- Location of Ulysses in Potter County, Pennsylvania.
- Ulysses Location within the U.S. state of Pennsylvania Ulysses Ulysses (the United States)
- Coordinates: 41°54′10″N 77°45′40″W﻿ / ﻿41.90278°N 77.76111°W
- Country: United States
- State: Pennsylvania
- County: Potter
- Settled: 1831
- Incorporated (borough): 1872

Area
- • Total: 4.05 sq mi (10.50 km^{2})
- • Land: 4.05 sq mi (10.50 km^{2})
- • Water: 0 sq mi (0.00 km^{2})
- Elevation (center of borough): 2,090 ft (640 m)
- Highest elevation (southeast boundary of borough): 2,532 ft (772 m)
- Lowest elevation (Genesee River): 1,995 ft (608 m)

Population (2020)
- • Total: 599
- • Density: 147.8/sq mi (57.05/km^{2})
- Time zone: Eastern (EST)
- • Summer (DST): EDT
- ZIP code: 16948
- Area code: 814
- FIPS code: 42-78240

= Ulysses, Pennsylvania =

Borough in Pennsylvania, US

Ulysses is a borough in Potter County, Pennsylvania, United States. The population was 600 at the 2020 census. The borough is located in a rural farming and forested area in north central Pennsylvania, which is known as the Pennsylvania Wilds.   It also stands in the middle of the Triple Continental Divide. In 2019 the borough celebrated its sesquicentennial.

==History==
When it was first settled in 1831, Ulysses was named Lewisville after Orange Lewis, an early settler and prominent farmer who later became justice of the peace and county treasurer. But the post office and newspaper had always called the town Ulysses, and eventually, in 1968, the town itself was officially renamed Ulysses.

==Geography==
Ulysses is located at (41.902838, -77.761017).

According to the United States Census Bureau, the borough has a total area of 4.0 sqmi, all land.

==Demographics==

At the 2000 census there were 684 people, 268 households, and 183 families residing in the borough. The population density was 170.9 PD/sqmi. There were 296 housing units at an average density of 73.9 /sqmi. The racial makeup of the borough was 98.68% White, 0.73% Native American, 0.15% Pacific Islander, and 0.44% from two or more races. Hispanic or Latino of any race were 0.58%.

There were 268 households, 31.3% had children under the age of 18 living with them, 52.6% were married couples living together, 12.3% had a female householder with no husband present, and 31.7% were non-families. 26.5% of households were made up of individuals, and 13.8% were one person aged 65 or older. The average household size was 2.55 and the average family size was 3.07.

In the borough the population was spread out, with 29.2% under the age of 18, 9.4% from 18 to 24, 25.3% from 25 to 44, 19.7% from 45 to 64, and 16.4% 65 or older. The median age was 33 years. For every 100 females there were 87.4 males. For every 100 females age 18 and over, there were 82.0 males.

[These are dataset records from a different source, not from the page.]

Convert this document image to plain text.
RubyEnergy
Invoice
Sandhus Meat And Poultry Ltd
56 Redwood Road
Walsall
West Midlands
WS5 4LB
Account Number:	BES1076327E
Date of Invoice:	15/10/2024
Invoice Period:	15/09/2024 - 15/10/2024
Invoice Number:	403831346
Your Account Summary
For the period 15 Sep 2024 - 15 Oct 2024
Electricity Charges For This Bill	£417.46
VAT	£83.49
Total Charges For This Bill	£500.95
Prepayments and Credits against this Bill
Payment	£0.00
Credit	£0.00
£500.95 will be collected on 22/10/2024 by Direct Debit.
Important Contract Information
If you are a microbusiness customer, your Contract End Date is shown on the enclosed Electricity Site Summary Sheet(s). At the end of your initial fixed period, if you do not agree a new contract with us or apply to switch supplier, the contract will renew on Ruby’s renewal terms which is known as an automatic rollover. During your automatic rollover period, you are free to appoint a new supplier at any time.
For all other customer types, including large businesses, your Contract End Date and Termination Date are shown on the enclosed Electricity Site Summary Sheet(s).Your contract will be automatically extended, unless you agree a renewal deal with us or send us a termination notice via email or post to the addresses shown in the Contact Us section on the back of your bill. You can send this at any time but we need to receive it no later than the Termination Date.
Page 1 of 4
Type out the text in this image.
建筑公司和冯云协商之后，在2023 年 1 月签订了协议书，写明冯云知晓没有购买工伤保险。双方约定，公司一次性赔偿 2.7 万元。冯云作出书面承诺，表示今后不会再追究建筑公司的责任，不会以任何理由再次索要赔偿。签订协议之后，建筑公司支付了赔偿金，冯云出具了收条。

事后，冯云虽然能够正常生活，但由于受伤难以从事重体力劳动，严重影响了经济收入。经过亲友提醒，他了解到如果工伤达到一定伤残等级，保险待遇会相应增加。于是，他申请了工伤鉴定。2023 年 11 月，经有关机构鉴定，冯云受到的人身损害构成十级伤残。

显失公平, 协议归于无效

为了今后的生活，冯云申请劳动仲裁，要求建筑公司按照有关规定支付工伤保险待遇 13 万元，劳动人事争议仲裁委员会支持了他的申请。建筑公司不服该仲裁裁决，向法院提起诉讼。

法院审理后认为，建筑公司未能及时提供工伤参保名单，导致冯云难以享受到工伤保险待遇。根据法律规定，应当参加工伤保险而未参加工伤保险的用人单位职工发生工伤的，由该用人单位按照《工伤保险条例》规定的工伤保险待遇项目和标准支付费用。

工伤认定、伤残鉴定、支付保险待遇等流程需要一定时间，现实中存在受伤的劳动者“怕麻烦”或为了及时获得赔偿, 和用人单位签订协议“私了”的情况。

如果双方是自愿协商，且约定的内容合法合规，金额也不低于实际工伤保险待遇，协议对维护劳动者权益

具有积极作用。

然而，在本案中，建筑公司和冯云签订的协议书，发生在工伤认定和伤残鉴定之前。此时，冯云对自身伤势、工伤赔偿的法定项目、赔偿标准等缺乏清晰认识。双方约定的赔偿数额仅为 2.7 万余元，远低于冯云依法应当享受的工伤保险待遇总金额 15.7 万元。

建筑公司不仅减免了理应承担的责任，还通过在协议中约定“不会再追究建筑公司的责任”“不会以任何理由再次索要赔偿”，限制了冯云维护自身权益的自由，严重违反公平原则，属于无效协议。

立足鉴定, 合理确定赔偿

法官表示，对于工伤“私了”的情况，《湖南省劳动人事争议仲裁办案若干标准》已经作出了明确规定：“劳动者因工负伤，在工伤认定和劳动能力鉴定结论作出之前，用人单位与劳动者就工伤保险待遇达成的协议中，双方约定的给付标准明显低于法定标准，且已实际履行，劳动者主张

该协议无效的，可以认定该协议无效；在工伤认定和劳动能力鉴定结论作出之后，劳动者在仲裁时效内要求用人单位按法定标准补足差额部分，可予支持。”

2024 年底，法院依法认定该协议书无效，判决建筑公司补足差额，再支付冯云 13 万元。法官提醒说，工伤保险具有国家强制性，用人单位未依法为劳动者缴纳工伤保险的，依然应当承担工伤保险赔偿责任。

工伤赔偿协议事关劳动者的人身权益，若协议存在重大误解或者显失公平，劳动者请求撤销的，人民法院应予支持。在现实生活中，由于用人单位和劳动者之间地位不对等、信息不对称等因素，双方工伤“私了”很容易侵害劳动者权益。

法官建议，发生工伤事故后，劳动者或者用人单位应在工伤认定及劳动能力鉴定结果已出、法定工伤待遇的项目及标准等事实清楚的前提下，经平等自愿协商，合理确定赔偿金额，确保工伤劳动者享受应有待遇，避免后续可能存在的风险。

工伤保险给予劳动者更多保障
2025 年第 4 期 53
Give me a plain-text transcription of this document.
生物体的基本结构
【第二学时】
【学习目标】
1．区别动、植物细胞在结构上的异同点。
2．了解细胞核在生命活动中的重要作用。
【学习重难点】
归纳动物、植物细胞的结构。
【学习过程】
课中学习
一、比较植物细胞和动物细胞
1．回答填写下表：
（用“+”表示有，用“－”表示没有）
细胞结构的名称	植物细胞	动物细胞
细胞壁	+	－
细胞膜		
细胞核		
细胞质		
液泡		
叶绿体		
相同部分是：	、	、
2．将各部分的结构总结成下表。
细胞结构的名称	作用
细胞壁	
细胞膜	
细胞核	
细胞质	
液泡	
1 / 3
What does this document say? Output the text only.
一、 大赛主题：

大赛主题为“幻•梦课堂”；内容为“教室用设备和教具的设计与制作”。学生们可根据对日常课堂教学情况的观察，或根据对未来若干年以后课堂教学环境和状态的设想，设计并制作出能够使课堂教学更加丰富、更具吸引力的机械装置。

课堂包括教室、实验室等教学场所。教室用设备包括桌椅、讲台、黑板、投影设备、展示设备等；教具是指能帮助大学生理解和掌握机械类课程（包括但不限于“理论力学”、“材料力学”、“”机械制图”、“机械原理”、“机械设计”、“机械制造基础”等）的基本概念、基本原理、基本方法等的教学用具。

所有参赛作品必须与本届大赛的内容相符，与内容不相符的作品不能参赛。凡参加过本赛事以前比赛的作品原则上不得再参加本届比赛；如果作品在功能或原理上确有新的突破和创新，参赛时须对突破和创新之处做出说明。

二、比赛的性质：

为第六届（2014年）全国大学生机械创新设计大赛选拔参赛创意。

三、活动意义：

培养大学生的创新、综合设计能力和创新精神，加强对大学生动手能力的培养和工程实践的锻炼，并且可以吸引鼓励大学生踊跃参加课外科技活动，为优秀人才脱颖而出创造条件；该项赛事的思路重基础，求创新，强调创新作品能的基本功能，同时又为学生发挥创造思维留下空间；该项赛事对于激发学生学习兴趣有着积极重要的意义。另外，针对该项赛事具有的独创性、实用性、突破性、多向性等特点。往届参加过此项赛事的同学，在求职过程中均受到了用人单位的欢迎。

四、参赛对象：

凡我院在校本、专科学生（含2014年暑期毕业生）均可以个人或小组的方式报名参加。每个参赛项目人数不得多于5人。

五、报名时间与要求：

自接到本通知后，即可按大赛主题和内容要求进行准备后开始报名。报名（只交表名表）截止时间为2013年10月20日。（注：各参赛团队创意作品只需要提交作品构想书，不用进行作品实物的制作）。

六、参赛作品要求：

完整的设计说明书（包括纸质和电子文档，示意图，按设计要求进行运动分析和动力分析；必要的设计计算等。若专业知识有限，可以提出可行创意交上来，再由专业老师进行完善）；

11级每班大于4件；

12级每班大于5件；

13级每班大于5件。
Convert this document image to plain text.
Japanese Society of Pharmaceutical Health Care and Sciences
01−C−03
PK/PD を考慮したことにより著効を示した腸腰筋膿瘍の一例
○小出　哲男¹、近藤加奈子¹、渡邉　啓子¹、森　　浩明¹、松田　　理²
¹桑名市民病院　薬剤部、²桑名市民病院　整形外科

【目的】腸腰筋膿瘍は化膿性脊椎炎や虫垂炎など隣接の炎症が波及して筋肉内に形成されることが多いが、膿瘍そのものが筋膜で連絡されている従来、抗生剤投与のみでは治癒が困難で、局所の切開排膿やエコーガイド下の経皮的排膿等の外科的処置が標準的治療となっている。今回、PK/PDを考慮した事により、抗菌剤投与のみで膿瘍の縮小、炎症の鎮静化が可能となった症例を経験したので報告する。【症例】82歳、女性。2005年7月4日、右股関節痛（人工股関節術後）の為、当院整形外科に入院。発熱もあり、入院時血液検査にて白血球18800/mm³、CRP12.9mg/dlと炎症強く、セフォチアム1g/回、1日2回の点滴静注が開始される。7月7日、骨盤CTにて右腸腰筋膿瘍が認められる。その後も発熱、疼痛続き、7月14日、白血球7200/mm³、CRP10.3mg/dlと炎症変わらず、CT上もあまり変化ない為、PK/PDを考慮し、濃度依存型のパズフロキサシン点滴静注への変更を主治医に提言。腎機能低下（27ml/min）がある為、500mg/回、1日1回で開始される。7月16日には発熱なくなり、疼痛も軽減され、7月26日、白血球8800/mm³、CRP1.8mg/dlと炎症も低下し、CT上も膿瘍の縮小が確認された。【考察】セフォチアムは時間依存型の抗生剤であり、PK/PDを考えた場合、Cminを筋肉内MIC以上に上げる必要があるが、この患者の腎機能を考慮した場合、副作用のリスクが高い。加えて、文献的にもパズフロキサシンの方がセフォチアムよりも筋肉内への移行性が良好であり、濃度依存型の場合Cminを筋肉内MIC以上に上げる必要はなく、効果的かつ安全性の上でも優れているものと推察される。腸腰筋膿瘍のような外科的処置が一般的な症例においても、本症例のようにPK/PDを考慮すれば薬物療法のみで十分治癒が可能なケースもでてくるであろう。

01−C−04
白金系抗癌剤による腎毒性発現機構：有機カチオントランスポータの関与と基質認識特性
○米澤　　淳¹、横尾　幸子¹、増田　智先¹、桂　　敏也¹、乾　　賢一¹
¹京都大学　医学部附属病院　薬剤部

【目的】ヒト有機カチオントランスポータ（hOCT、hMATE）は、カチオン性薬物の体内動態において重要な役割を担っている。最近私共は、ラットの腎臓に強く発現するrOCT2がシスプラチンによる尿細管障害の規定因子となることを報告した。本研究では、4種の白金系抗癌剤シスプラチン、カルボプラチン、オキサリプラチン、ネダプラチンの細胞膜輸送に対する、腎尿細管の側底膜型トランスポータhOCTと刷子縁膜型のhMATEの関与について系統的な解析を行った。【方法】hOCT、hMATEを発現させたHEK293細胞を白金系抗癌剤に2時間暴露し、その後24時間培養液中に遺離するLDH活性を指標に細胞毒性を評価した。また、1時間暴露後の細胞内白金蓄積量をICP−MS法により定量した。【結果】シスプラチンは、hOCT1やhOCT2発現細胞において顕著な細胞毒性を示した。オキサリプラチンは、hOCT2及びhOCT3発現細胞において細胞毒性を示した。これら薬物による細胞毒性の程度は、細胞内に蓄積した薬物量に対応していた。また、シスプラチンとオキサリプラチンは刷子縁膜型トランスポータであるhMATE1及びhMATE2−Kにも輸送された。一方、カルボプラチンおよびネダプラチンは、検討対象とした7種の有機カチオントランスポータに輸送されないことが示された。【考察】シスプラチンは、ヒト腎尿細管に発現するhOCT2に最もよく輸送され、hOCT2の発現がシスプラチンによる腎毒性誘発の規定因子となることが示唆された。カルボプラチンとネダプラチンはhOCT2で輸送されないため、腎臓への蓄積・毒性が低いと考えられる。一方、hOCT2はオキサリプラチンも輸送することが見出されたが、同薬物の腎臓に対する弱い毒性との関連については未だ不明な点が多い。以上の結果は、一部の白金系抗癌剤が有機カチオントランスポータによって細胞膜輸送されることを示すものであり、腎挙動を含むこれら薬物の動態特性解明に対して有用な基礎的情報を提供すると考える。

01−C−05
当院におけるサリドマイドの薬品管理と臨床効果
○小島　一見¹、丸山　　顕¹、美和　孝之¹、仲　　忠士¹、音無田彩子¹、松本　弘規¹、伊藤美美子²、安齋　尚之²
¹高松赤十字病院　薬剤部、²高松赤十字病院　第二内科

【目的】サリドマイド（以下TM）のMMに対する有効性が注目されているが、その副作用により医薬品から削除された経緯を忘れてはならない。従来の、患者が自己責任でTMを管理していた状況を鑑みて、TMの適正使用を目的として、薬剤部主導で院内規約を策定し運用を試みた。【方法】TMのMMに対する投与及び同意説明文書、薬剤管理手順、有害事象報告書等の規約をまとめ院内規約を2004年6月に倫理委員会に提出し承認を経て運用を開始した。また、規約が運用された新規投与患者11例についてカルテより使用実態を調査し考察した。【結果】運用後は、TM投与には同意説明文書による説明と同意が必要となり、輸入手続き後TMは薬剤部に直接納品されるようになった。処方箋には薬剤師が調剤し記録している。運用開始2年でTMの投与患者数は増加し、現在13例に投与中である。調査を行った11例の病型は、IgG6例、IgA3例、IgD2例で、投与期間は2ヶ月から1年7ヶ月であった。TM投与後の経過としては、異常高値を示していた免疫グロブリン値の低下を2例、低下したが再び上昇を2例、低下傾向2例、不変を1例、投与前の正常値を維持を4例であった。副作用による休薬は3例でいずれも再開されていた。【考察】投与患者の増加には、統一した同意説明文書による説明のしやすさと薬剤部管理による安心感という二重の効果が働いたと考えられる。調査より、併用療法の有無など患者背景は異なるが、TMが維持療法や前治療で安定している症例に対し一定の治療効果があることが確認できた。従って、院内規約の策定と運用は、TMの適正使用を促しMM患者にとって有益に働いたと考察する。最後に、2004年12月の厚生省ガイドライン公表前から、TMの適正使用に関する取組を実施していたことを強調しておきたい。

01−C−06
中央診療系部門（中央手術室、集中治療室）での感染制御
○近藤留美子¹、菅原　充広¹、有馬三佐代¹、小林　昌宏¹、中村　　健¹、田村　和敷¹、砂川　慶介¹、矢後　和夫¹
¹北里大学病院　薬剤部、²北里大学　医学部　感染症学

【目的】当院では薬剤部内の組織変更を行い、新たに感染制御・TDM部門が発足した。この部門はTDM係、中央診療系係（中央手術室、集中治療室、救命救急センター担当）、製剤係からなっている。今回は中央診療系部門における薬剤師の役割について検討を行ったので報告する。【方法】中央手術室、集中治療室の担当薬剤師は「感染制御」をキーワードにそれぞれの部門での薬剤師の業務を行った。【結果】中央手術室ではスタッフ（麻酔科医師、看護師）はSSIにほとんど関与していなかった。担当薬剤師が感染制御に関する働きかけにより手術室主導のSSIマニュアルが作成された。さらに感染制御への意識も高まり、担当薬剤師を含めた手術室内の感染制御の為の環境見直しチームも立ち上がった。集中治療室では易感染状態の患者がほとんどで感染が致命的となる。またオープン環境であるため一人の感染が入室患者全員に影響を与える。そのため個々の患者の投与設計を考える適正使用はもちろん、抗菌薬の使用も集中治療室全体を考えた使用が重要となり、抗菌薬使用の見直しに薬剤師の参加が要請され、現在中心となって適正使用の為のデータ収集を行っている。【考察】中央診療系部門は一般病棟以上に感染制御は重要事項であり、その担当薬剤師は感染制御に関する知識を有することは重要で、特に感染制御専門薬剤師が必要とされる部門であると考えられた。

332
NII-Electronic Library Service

The median household income was $23,971 and the median family income was $27,813. Males had a median income of $27,292 versus $20,694 for females. The per capita income for the borough was $11,602. About 25.6% of families and 34.2% of the population were below the poverty line, including 56.3% of those under age 18 and 11.4% of those age 65 or over.

Historical population
| Census | Pop. | Note | %± |
| 1870 | 226 |  | — |
| 1880 | 365 |  | 61.5% |
| 1890 | 459 |  | 25.8% |
| 1900 | 619 |  | 34.9% |
| 1910 | 579 |  | −6.5% |
| 1920 | 526 |  | −9.2% |
| 1930 | 514 |  | −2.3% |
| 1940 | 488 |  | −5.1% |
| 1950 | 495 |  | 1.4% |
| 1960 | 590 |  | 19.2% |
| 1970 | 590 |  | 0.0% |
| 1980 | 654 |  | 10.8% |
| 1990 | 653 |  | −0.2% |
| 2000 | 684 |  | 4.7% |
| 2010 | 621 |  | −9.2% |
| 2020 | 599 |  | −3.5% |
| 2021 (est.) | 598 | Decrease | −0.2% |
U.S. Decennial Census

==White supremacist and neo-Nazi presence==
In the early 20th century, the Ku Klux Klan arrived, giving the town its continuing presence of white supremacists and national significance.

The borough has caught media attention in recent years for a local group's involvement in white supremacy and its practice of Odinism.

In the 1990s, August Kreis III moved to town and established the national headquarters of Aryan Nations. He organized the "World Aryan Congress" meeting of neo-Nazis, skinheads and Klan members held in the borough in the 2000s.

Six members of an Aryan Strike Force cell, who were arrested for plotting a suicide bombing of an "anti-racism" protest, had held weapons training in Ulysses in 2018.

Some local authorities and citizens have resisted, and opposed any involvement in the group's activities.